Afghanistan, una guerra privata che rischia di non finire mai
Roberto Colella 20 Febbraio 2019 |
L’amministrazione Trump continua a portare avanti una strategia in Afghanistan sempre più dipendente dagli appaltatori della sicurezza privata.
Pare che il vecchio piano di Erik Prince, fondatore di Blackwater, tra le più importanti società di contractors, basato sulla sostituzione del personale militare americano con appaltatori privati pagati per combattere per gli Stati Uniti, stia prendendo la giusta piega. La privatizzazione della guerra rischia però di offrire maggiori opportunità di nepotismo e corruzione. Infatti l’esternalizzazione del conflitto agli appaltatori è stata criticata da numerosi punti di vista.
L’ispettore generale speciale per la ricostruzione dell’Afghanistan (SIGAR) ha pubblicato dozzine di rapporti in materia di corruzione nella spesa degli Stati Uniti in Afghanistan. Una lettura attenta di questi rapporti mostra mancanza di responsabilità e trasparenza che proviene dai vari livelli di appalto, con conseguente subappalto e addirittura sub-subappalto.

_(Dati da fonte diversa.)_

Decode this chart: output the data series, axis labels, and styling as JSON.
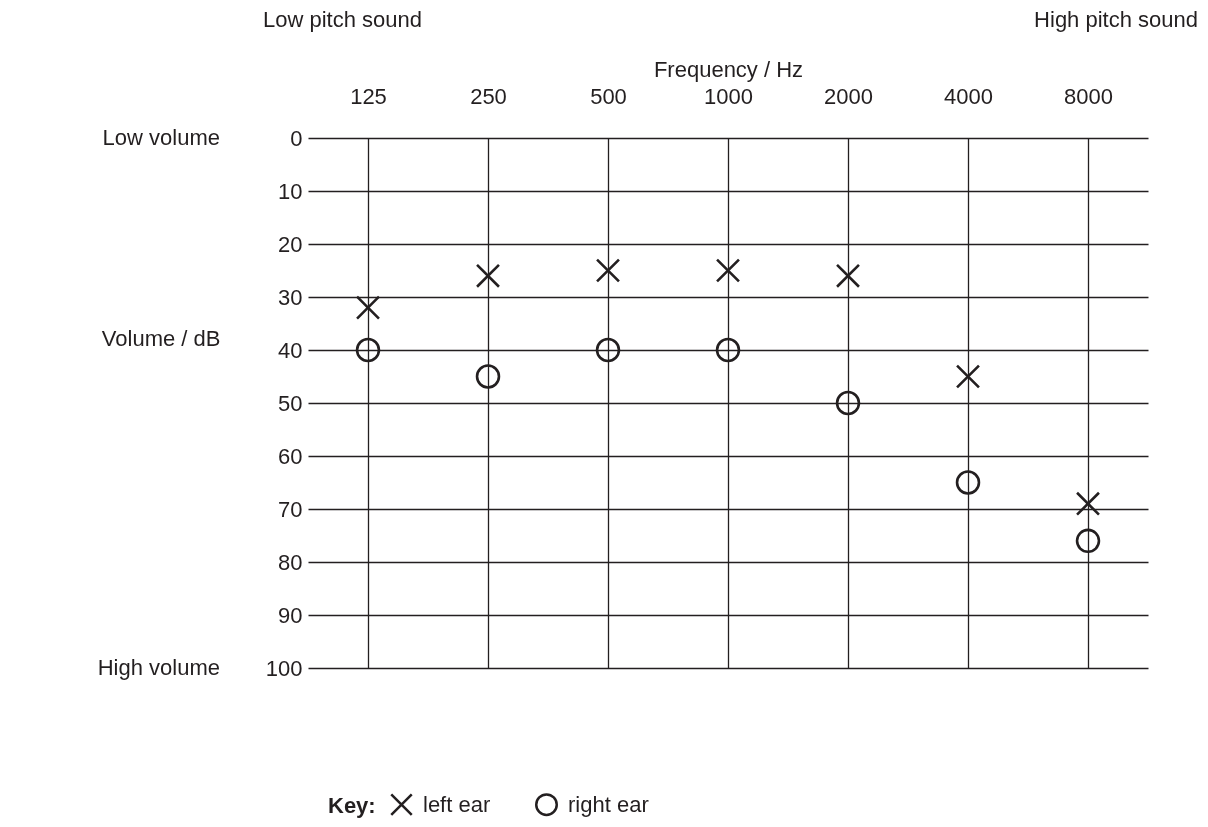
{
  "chart_data": {
    "type": "scatter",
    "xlabel": "Frequency / Hz",
    "ylabel": "Volume / dB",
    "legend_title": "Key:",
    "categories": [
      "125",
      "250",
      "500",
      "1000",
      "2000",
      "4000",
      "8000"
    ],
    "series": [
      {
        "name": "left ear",
        "color": "#231f20",
        "marker": "cross",
        "values": [
          32,
          26,
          25,
          25,
          26,
          45,
          69
        ]
      },
      {
        "name": "right ear",
        "color": "#231f20",
        "marker": "circle",
        "values": [
          40,
          45,
          40,
          40,
          50,
          65,
          76
        ]
      }
    ],
    "ylim": [
      100,
      0
    ],
    "yticks": [
      0,
      10,
      20,
      30,
      40,
      50,
      60,
      70,
      80,
      90,
      100
    ],
    "grid": true,
    "legend": "bottom",
    "annotations": [
      "Low pitch sound",
      "High pitch sound",
      "Low volume",
      "High volume"
    ]
  }
}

Le imprese contraenti non accelereranno la fine della guerra, perché la pace significherebbe una fine dei profitti.
Il piano Prince prevede un rimpiazzo dei 17.000 soldati Nato (di cui 8.500 americani) e 29.000 contractors del Dipartimento della Difesa attualmente dispiegati in Afghanistan con 6.000 contractors e 2.000 operatori delle forze speciali, incorporati tra le fila dell’Esercito afghano. I contractors, che per un 60% sarebbero ex membri delle forze speciali Usa e per un 40% dei Paesi Nato, avrebbero l’appoggio di una forza aerea – anch’essa privata – per operazioni di supporto aereo ravvicinato.
Le dimissioni di Mattis hanno aperto di fatto la strada alla guerra privata in Afghanistan. La potenziale privatizzazione della guerra afghana fu in precedenza respinta dalla Casa Bianca e fortemente criticata proprio da Mattis, che considerava il rischio di porre gli obiettivi di sicurezza nazionale della nazione nelle mani degli appaltatori. Ormai Mattis è fuori e un drastico cambiamento di linea in Afghanistan appare evidente.

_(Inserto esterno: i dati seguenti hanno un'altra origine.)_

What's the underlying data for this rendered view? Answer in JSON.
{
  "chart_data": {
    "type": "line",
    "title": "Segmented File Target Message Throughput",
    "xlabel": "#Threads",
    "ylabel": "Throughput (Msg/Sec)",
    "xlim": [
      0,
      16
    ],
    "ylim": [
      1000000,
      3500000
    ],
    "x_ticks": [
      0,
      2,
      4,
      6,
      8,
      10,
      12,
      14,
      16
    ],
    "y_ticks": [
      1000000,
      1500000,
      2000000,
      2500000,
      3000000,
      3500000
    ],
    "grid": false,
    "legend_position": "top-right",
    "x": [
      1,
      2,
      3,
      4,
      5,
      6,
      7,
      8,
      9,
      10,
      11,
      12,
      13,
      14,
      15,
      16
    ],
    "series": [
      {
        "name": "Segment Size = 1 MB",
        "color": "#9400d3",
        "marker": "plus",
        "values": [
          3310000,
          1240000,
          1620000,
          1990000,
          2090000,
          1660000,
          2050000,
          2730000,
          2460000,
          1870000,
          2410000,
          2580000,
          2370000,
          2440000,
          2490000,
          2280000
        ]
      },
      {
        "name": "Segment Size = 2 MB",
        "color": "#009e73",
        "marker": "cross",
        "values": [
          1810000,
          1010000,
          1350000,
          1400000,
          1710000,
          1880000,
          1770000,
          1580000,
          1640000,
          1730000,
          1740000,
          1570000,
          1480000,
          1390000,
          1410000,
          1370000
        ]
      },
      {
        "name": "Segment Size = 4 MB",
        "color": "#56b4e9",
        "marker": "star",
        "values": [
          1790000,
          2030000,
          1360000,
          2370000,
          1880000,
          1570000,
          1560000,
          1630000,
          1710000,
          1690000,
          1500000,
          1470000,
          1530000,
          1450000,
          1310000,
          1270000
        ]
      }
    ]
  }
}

Nel numero di gennaio/febbario della rivista di armi e caccia “Recoil”, Blackwater Usa ha pubblicato un annuncio a tutta pagina, in nero, con un semplice messaggio: “Stiamo arrivando”. Se Blackwater tornasse, sarebbe il ritorno di un appaltatore di sicurezza privato che è stato bandito dall’Iraq. Blackwater è stata rinominata e ristrutturata diverse volte, ed era conosciuta come Constellis Group, quando fu acquistata dall’Apollo Holdings Group. Successivamente Apollo aveva messo in vendita Constellis, ma lo scorso giugno la vendita è stata sospesa. Queste società di nuovi mercenari ben stipendiati, vivono in un limbo giuridico, dove è difficile stabilire regole di convivenza con le forze armate regolari avendo spesso anche delle proprie regole di ingaggio. Inoltre si è spesso evidenziata l’incapacità di gestire queste forze private nel rapporto con i civili, essendo stati utilizzati in un conflitto principalmente per proteggere delle persone importanti.
La guerra in Afghanistan, iniziata il 7 ottobre 2001, ha portato alla morte di oltre 2.000 soldati statunitensi e di migliaia di feriti con i Taliban che controllano sempre più il territorio e la produzione di oppio trasformatosi in mercato di eroina, nonostante i miliardi di dollari spesi dagli Stati Uniti. Proprio lo scorso fine gennaio i Taliban hanno accettato di impegnarsi a non rendere più il paese piattaforma per il terrorismo internazionale ma sembrano ancora indifferenti ad un cessate il fuoco e a trattare direttamente con il governo di Kabul.
Gli unici a volere subito la pace sono i cinesi soprattutto nella zona di confine tra lo Xinjiang, Pakistan e Afghanistan, terra di terroristi anche uiguri, in modo da accelerare alcuni progetti di espansione economica e commerciale che vedono come obiettivo principale la realizzazione delle nuove vie della Seta.